Adaptability is a key factor underlying the ultimate service life of a building. If a building is designed so that the interior of the building can be changed without major demolition, the building can have a long life. Long spans, common in precast prestressed structures, are one way of assisting the adaptability of buildings. Increasing the load carrying capacity of precast floor systems is not expensive and can extend the useful life of a building by providing flexibility for future conversion to other uses. Secondary installations, such as precast concrete mezzanine floors in industrial buildings, can be installed, or removed, when occupancy requirements change.
Precast buildings can also be disassembled and rebuilt at other locations, providing another means of extending service life.
At the end of a building’s useful life, 100% of concrete demolition waste can be recycled. After removal of the reinforcement, concrete can be crushed to produce aggregates that are primarily used in pavement construction, as granular sub-base, lean-concrete sub-base, and soil-cement aggregates. Recycled concrete has also been used on a limited scale as replacement aggregates in new concrete production.

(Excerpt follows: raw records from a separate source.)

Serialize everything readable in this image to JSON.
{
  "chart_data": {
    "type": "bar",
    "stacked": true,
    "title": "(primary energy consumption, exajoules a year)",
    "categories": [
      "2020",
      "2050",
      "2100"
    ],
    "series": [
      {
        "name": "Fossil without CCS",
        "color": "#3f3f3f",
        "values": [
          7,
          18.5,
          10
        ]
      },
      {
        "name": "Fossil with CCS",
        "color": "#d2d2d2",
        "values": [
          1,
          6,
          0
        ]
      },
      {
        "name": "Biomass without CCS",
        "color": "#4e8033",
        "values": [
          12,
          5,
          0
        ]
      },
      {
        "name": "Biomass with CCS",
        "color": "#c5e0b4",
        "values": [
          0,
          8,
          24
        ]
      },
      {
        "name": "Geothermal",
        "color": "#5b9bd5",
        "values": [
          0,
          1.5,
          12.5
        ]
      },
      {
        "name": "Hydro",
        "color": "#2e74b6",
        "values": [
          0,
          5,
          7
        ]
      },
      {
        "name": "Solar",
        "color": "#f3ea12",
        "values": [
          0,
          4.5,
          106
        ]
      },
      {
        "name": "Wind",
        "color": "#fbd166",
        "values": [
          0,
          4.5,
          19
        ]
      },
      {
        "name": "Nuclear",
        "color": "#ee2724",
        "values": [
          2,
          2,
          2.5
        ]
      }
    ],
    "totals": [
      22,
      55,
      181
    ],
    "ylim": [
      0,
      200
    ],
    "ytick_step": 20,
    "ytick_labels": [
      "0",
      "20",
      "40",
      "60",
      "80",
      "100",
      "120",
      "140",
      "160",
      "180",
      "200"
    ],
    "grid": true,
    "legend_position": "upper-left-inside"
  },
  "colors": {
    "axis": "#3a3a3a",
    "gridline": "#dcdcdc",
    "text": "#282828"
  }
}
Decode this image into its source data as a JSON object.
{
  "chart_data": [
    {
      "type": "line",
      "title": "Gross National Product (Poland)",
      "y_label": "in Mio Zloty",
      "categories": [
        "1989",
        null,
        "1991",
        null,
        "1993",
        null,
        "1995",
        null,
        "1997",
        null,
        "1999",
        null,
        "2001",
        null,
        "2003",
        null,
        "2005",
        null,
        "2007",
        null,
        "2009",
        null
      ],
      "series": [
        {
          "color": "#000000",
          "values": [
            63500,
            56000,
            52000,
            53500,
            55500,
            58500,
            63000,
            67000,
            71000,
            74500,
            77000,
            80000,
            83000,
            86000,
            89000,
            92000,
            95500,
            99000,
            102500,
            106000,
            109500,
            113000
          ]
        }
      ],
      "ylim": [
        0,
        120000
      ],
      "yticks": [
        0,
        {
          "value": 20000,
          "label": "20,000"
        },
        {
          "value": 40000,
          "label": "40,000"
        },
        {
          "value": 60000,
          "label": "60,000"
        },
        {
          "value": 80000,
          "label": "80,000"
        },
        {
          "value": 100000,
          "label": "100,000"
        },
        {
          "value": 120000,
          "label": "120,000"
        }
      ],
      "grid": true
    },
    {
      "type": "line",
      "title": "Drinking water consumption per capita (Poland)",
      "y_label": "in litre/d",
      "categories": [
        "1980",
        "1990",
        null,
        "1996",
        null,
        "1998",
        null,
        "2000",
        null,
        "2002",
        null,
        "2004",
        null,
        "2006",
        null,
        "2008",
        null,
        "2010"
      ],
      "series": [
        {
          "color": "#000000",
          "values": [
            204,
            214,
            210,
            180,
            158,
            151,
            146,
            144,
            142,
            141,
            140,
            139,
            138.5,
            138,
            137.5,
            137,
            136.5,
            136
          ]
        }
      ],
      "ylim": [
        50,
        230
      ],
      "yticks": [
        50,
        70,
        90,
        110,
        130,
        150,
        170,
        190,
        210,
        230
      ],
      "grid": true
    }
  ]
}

Recycled concrete aggregates have a higher absorption and lower specific gravity than conventional aggregates. Concrete made with recycled coarse aggregates and conventional fine aggregates can obtain adequate compressive strength. The use of recycled fine aggregates can result in minor reduction of compressive strength. The drying shrinkage and creep is up to 100% higher than concrete with corresponding amounts of conventional aggregates. For these reasons, large scale use of recycled aggregate concrete has not yet been achieved in Canada.